5. Your Students Still Read Books
Some people may see millennials as the generation that has ditched reading for technology, but that could not be further from the truth. According to research from Pew, College-aged adults from 18 to 24 years old have the highest reading rate of any age group. When looking at young people aged 16-29, more than eight in ten have read a book in the last year.
While students may still be reading, research shows they prefer less rigorous books than their peers read decades ago. Looking at the top 40 books read in grades nine through 12, almost all of them were below the high-school reading level. According to Stickney, as quoted in this NPR article “The complexity of texts students are being assigned to read,” Stickney says, “has declined by about three grade levels over the past 100 years.”
SuHua Huang, author of “Reading Habits of College Students in the United States,” explains that more than 40% of the time they spend reading is on social media, and these digital experiences often contain shorter bits of content.
6. Digital Tools Can Increase the Student Classroom Experience
In order to keep students’ attention, innovative educators are turning to a wide variety of tools to engage their classrooms. Research from the University of Wisconsin showed students were more satisfied with their classroom experience when teachers implemented digital technologies. According to Tonya Joosten the author of Social Media for Educators, social media can be implemented to take advantage of the tools students are using. She found 74% of students reported social media facilitated better communication with instructors.

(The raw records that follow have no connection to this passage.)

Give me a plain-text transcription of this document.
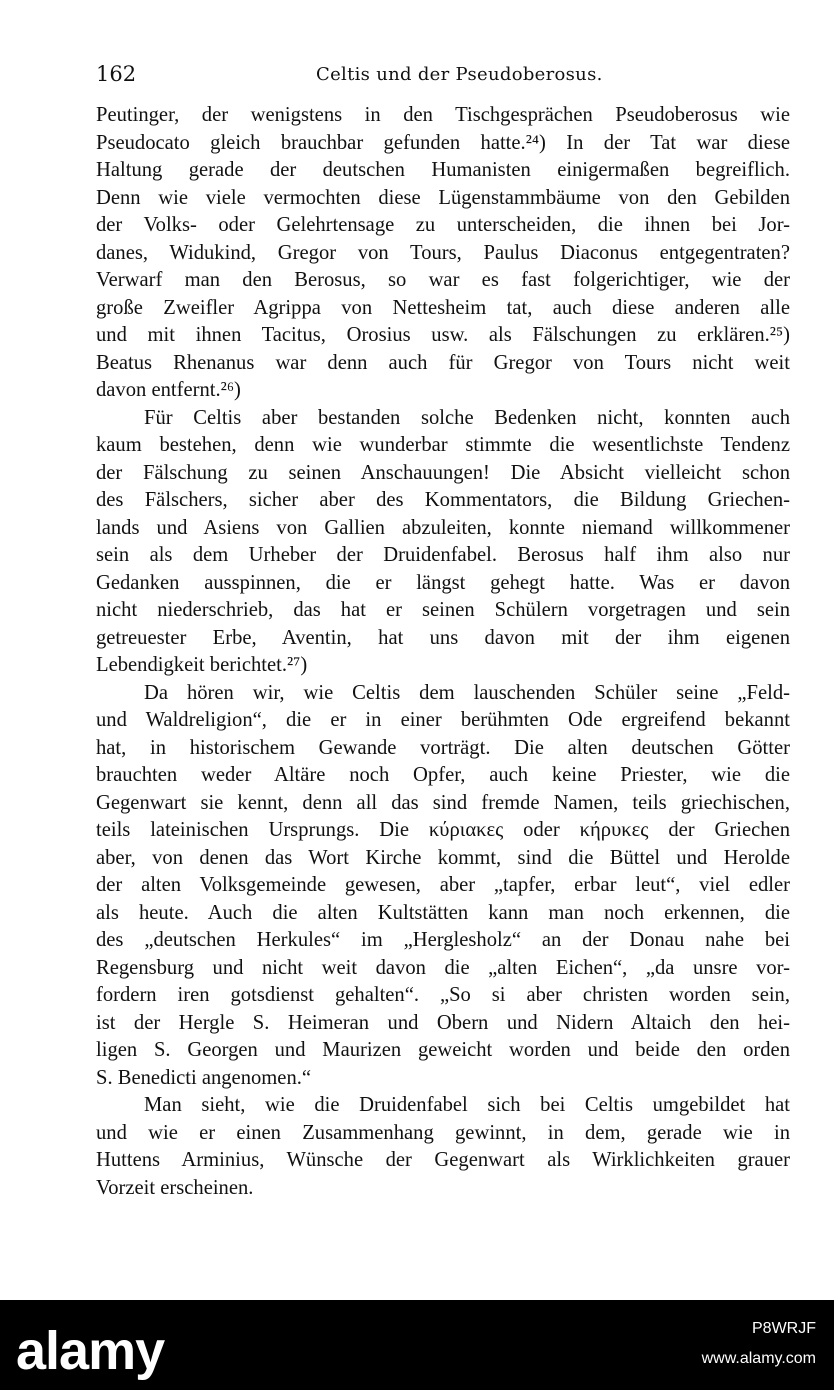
162	Celtis und der Pseudoberosus.

Peutinger, der wenigstens in den Tischgesprächen Pseudoberosus wie
Pseudocato gleich brauchbar gefunden hatte.²⁴) In der Tat war diese
Haltung gerade der deutschen Humanisten einigermaßen begreiflich.
Denn wie viele vermochten diese Lügenstammbäume von den Gebilden
der Volks- oder Gelehrtensage zu unterscheiden, die ihnen bei Jor-
danes, Widukind, Gregor von Tours, Paulus Diaconus entgegentraten?
Verwarf man den Berosus, so war es fast folgerichtiger, wie der
große Zweifler Agrippa von Nettesheim tat, auch diese anderen alle
und mit ihnen Tacitus, Orosius usw. als Fälschungen zu erklären.²⁵)
Beatus Rhenanus war denn auch für Gregor von Tours nicht weit
davon entfernt.²⁶)

Für Celtis aber bestanden solche Bedenken nicht, konnten auch
kaum bestehen, denn wie wunderbar stimmte die wesentlichste Tendenz
der Fälschung zu seinen Anschauungen! Die Absicht vielleicht schon
des Fälschers, sicher aber des Kommentators, die Bildung Griechen-
lands und Asiens von Gallien abzuleiten, konnte niemand willkommener
sein als dem Urheber der Druidenfabel. Berosus half ihm also nur
Gedanken ausspinnen, die er längst gehegt hatte. Was er davon
nicht niederschrieb, das hat er seinen Schülern vorgetragen und sein
getreuester Erbe, Aventin, hat uns davon mit der ihm eigenen
Lebendigkeit berichtet.²⁷)

Da hören wir, wie Celtis dem lauschenden Schüler seine „Feld-
und Waldreligion“, die er in einer berühmten Ode ergreifend bekannt
hat, in historischem Gewande vorträgt. Die alten deutschen Götter
brauchten weder Altäre noch Opfer, auch keine Priester, wie die
Gegenwart sie kennt, denn all das sind fremde Namen, teils griechischen,
teils lateinischen Ursprungs. Die κύριακες oder κήρυκες der Griechen
aber, von denen das Wort Kirche kommt, sind die Büttel und Herolde
der alten Volksgemeinde gewesen, aber „tapfer, erbar leut“, viel edler
als heute. Auch die alten Kultstätten kann man noch erkennen, die
des „deutschen Herkules“ im „Herglesholz“ an der Donau nahe bei
Regensburg und nicht weit davon die „alten Eichen“, „da unsre vor-
fordern iren gotsdienst gehalten“. „So si aber christen worden sein,
ist der Hergle S. Heimeran und Obern und Nidern Altaich den hei-
ligen S. Georgen und Maurizen geweicht worden und beide den orden
S. Benedicti angenomen.“

Man sieht, wie die Druidenfabel sich bei Celtis umgebildet hat
und wie er einen Zusammenhang gewinnt, in dem, gerade wie in
Huttens Arminius, Wünsche der Gegenwart als Wirklichkeiten grauer
Vorzeit erscheinen.

alamy	P8WRJF
www.alamy.com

Furthermore, they found these interactions more effective and it helped increase student participation throughout the course.
Since social media tools can be used to improve engagement in the physical classroom, there are even more opportunities to use similar tactics to engage distance learners.
7. Students Aren’t Spooked By MOOCs
Currently more than 6.7 million students (32% of higher ed’s total enrollment) took at least one online course through a university during the fall of 2011. This number has almost doubled from 23% to 45%in the past five years. There’s no doubt digital content delivery will continue to play a role in the classroom, but there’s no telling exactly how far the MOOC trend will take us. These philosophy professors from San Jose State wrote a compelling rebuttal when refusing to adopt the EdX course.
Flipping the classroom, digital content delivery, and MOOCs may be controversial topics, but there is also a trend among teachers who implement technology for students into their current classroom setting.
At the end of the day, while technology can be used as a tool to deliver information, find information, and share information, nothing can replace a passionate and engaging teacher, mentor or administrator.
Education is not the filling of a barrel, but the lighting of a fire. I’m a strong believer in the power of technology to help with this, but I’m more concerned with the message than the medium by which it is delivered.